Ethanol sclerotherapy for symptomatic simple renal cysts is simple, minimally invasive, and highly effective. We recommend it as the first therapeutic option in these patients. This technique resulted in reduced blood loss, and diminished contact with the patients’ exposed tissues or body fluids20.
CONCLUSION
A tremendous amount of work is necessary to redesign surgical sharps and procedures so that exposure to blood and body fluid is reduced significantly during operation. Such work is necessary to improve the safety for healthcare workers, and OSHA’s three levels of control provide good methodology to reduce the risk of blood borne pathogen transmission during operations.

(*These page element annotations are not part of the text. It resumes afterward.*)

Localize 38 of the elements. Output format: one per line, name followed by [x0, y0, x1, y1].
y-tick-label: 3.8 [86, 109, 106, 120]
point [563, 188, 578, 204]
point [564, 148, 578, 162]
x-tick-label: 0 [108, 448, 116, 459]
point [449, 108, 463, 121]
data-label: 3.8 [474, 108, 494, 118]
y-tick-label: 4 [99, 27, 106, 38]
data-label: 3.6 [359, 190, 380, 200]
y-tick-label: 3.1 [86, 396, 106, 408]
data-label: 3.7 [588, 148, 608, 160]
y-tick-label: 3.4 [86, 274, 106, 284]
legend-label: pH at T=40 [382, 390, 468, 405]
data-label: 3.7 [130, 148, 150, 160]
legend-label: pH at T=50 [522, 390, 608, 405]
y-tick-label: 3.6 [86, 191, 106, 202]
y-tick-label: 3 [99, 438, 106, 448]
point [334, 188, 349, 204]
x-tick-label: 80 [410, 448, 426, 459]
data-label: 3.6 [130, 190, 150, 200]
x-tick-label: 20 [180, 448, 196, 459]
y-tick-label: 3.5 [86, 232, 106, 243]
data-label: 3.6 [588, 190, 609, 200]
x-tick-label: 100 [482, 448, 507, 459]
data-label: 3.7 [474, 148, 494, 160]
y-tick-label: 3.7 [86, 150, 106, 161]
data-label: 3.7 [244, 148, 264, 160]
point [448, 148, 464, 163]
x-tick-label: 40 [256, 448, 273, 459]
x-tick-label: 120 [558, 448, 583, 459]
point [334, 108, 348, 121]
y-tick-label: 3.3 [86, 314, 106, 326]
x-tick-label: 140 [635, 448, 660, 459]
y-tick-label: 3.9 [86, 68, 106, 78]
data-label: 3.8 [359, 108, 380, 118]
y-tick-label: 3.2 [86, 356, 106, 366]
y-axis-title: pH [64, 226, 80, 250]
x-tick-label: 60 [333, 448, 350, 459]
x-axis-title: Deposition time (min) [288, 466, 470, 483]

But arguably, the best way to reduce blood-borne infection risk is to preferentially select effective procedures that limit surgeons’ exposure to body fluids and limit patients’ blood loss and transfusion requirements. We feel that the three procedures described here accomplish these goals and should be considered as good therapeutic options, particularly in regions with high HIV and hepatitis prevalence.
Table 1.
The demographic characteristics, clinical presentation, and success rate of patients with simple renal cysts
| Characteristics | No. of patients |
|---|---|
| Sex | |
| Male | 11 (65%) |
| Female | 6 (35%) |
| Laterality | |
| Right | 9 (53%) |
| Left | 8 (47%) |
| Success | |
| Complete | 15 (88%) |
| Partial | 2 (12%) |
Acknowledgments
Support was provided by a CDC interagency agreement with NIH, D43TW001035-11-S1 (Vanderbilt-CIDRZ AIDS International Training and Research Program).